This last week of work mainly dealt with the nitty-gritty issues of the Euler angle representation. Of all the representations so far this has to be the one most fraught with dangers and pitfalls, mainly because of one thing: Gimbal Lock
Gimbal lock refers to the loss of a degree of freedom in a three-gimbal mechanism. This happens when to of the three axes are driven into a parallel configuration.
While implementing the `as_euler` function this led to a host of problems. Firstly, extening the algorithm mentioned in this paper to extrinsic rotations required careful thinking, and experimentation in itself.
Since we have the loss of a degree of freedom, it is not possible to uniquely determine all three angles. Additionally, the numerical instability means that making even tiny tweaks (such as not reversing the angle sequence returned by the algorithm for adapting to extrinsic rotations), which should work in theory, lead to failures by changing the sign of small quantities close to zero.
Since Euler angles are not unique, we had to decide a range of angles that we were allowed to return. Enforcing those restrictions led to another insight: the range of allowed Euler angles is determined by the choice of axes that we rotate about.
We chose to constrain the first and third angles in the range [-180, 180]. This covers the full circle and presented no issues.
Then we chose to constrain the second angle to [-90, 90] degrees.
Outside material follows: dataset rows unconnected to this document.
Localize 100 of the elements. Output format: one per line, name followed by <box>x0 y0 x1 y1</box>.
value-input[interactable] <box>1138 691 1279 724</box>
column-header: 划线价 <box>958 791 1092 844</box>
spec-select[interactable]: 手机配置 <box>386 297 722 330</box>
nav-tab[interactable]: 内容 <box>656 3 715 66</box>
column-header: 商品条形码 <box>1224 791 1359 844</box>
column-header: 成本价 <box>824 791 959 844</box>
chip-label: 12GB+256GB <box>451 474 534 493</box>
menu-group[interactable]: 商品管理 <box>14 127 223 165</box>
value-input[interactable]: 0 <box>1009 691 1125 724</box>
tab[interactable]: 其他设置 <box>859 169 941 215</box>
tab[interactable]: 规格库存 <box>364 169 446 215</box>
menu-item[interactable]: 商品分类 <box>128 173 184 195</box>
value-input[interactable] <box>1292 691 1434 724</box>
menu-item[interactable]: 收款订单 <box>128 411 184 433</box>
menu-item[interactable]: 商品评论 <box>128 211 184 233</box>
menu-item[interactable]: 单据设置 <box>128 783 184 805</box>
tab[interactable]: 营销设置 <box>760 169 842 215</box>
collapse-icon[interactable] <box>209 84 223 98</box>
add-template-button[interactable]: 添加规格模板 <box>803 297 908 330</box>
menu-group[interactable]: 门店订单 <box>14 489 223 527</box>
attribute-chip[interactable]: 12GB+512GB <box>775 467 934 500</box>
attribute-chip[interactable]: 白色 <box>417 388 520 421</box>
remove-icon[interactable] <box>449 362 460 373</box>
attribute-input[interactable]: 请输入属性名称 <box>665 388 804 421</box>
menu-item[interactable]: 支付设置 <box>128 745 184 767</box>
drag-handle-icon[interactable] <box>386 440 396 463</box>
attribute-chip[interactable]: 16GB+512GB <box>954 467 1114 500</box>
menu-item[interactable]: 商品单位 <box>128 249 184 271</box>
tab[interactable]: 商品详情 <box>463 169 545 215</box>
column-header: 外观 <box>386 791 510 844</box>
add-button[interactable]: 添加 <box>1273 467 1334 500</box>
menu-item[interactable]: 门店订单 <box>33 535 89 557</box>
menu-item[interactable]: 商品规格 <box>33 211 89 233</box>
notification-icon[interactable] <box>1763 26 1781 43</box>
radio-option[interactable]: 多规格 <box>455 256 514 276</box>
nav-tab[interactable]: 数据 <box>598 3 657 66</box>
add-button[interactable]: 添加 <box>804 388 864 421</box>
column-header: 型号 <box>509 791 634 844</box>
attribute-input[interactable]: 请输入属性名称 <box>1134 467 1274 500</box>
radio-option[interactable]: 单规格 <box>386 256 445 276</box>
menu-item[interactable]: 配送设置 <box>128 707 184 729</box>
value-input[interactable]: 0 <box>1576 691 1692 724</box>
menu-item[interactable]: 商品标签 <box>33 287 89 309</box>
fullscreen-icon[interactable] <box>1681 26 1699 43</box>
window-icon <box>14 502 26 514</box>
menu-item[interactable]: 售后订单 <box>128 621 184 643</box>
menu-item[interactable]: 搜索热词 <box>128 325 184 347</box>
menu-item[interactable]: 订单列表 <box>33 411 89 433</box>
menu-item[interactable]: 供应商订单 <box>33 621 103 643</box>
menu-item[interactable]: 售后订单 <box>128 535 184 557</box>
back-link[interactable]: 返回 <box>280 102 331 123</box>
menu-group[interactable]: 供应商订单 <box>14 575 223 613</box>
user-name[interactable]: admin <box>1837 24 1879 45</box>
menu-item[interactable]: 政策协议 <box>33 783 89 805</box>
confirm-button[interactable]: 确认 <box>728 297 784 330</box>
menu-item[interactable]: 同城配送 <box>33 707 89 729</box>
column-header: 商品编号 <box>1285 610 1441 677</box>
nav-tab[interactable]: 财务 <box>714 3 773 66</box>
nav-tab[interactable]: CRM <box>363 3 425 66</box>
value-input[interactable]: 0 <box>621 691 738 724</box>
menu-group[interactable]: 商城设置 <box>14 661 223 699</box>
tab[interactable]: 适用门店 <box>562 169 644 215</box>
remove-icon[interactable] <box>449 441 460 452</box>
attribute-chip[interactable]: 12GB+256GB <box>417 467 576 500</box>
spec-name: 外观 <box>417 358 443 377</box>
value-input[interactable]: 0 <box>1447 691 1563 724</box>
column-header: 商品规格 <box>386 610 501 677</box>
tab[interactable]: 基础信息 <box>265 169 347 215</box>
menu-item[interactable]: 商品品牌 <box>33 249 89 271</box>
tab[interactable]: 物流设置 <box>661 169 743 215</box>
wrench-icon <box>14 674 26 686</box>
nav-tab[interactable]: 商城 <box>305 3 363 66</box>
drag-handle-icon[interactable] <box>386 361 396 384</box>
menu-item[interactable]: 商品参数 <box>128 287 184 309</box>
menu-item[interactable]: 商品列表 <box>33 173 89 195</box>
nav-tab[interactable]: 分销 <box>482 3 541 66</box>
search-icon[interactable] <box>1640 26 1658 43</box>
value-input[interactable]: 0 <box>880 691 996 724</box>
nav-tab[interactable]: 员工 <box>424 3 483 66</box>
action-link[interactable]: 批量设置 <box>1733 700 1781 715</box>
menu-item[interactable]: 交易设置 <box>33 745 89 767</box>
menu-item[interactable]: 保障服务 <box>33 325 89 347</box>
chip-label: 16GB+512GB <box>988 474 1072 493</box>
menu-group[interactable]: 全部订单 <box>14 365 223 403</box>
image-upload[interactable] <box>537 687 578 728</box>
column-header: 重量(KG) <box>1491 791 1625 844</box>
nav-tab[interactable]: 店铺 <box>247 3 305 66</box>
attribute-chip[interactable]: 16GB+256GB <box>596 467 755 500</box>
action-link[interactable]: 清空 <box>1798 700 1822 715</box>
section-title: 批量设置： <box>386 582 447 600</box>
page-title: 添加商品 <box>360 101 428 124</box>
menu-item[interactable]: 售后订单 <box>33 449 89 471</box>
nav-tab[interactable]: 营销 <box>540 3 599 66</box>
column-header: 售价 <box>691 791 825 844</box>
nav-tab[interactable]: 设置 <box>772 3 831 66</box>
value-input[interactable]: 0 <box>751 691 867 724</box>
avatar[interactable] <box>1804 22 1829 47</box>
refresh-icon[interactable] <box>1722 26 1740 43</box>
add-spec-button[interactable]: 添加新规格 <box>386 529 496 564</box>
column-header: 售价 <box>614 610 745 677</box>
Again, this presented no issues in theory but we realised that this constraint cannot represent the full range of rotations when the first and third axes are parallel; that realization made us enforce a restriction within [0, 180] degrees in those cases.
All of the above insights are the result of a time consuming process of experimentation, trying to tease apart the algorithm, in order to extend it for our purposes.
This function will conclude the representation part of the class and will give way to cooler stuff like applications, compositions, and inversion in the coming weeks.